La marcia è terminata. Solo un bosco rado divide i guerrieri dall’avamposto imperiale. Il piano è semplice. E ardito. Il grosso delle forze delle tribù attaccherà frontalmente, impegnando i soldati imperiali, mentre una piccola unità si infiltrerà sul versante opposto, che con un po’ di fortuna sarà stato lasciato sguarnito. Per questa missione sono stati scelti solo i guerrieri migliori. Urak no. Sarà accanto al padre nell’attacco frontale.

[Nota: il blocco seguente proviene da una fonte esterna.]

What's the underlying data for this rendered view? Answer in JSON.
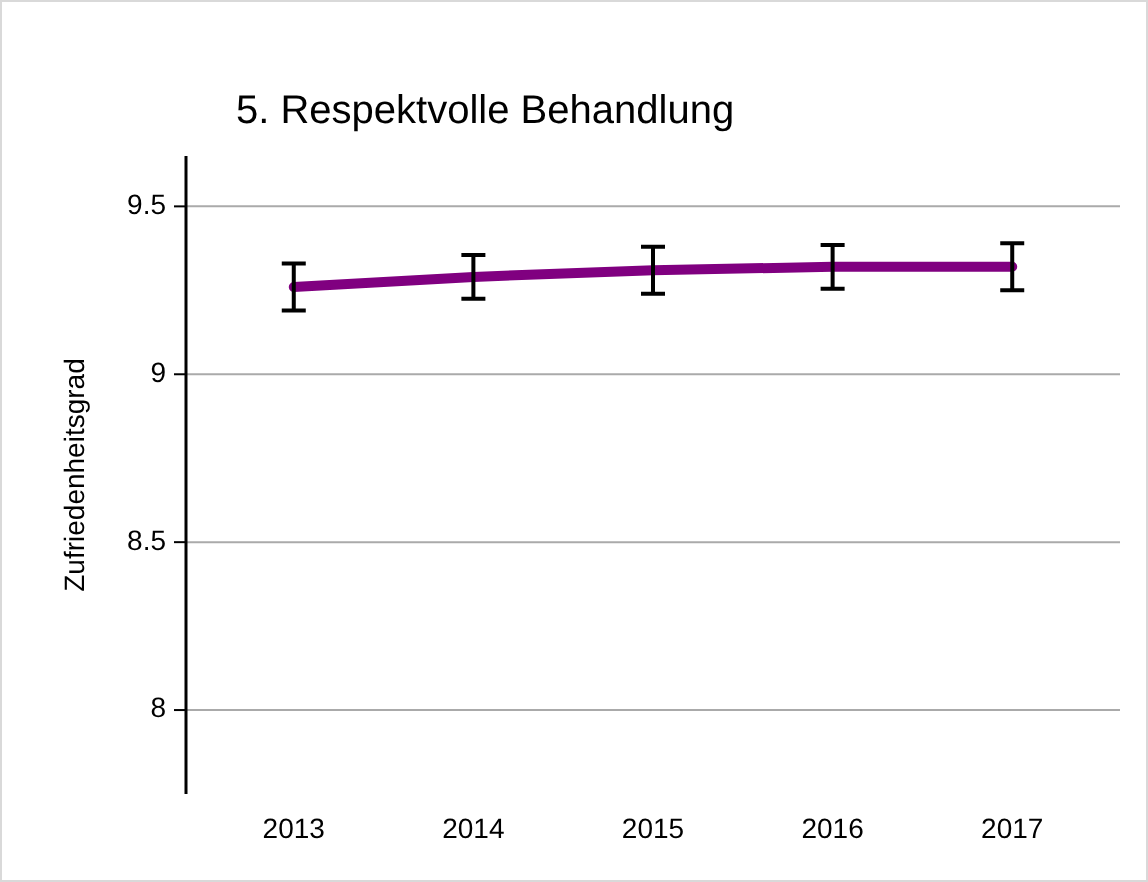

È l’alba. Tutto è pronto. Ogni cosa pare sospesa. Urak vede i raggi del sole fermi sulle cime delle montagne più alte. Gli uccelli non cantano. Il vento non soffia. Il mondo intero attende. Poi il verso della civetta. Due volte. Inizia l’assalto.
Sulle palizzate i soldati di guardia ciondolano il capo nel dormiveglia. Un rumore si insinua nei loro sogni rossi di vino. Un grido. Passi, anche. A centinaia.
Il primo a svegliarsi è anche il primo a morire. Forse neanche se ne è accorto.
Altri urlano dal dolore, colpiti dalle frecce. Carne morsa da metallici denti. Sangue.
I guerrieri delle tribù attaccano il portone del villaggio, con una carica eroica e disperata. I soldati vedono scudi di pelle, zanne, spade e lance portatrici di morti orrende che si avventano contro il legno protettore. Che però non può resistere.
Dall’altra parte il gruppetto di assalitori si muove silenziosamente. Arriva sotto le mura di legno e pietra. Il più ardito vi si arrampica. Lesto. Ragno mortale. Spia oltre il bordo e vede la battaglia infuriare. Nessun’altro. Fa un cenno ai compagni. Scavalca. Getta una corda e attende. Sono tutti dentro. Bene, pensa. Il villaggio non è grande. Il gruppo corre diretto verso il portone.
Tutto questo Urak non lo sa. È conscio solo del terrore che gli ha serrato la gola da quando ha visto il primo dei suoi compagni cadere. Poi ancora l’odio. Solo l’odio impedisce che il giovane fugga da quell’orrore. Da quella disperazione.
Urak perde di vista suo padre e i suoi fratelli quando le porte del villaggio si spalancano. Urak vede al di là dell’apertura i coraggiosi guerrieri che si sono infiltrati e rispettando il piano a rischio della vita hanno aperto la strada al resto del contingente. La fiumana di corpi lo trascina all’interno. Ovunque intorno sono grida e sangue. I guerrieri e i soldati si impegnano in duelli feroci. Le belve si affrontano digrignando i denti e urlando. Deformano il volto come demoni.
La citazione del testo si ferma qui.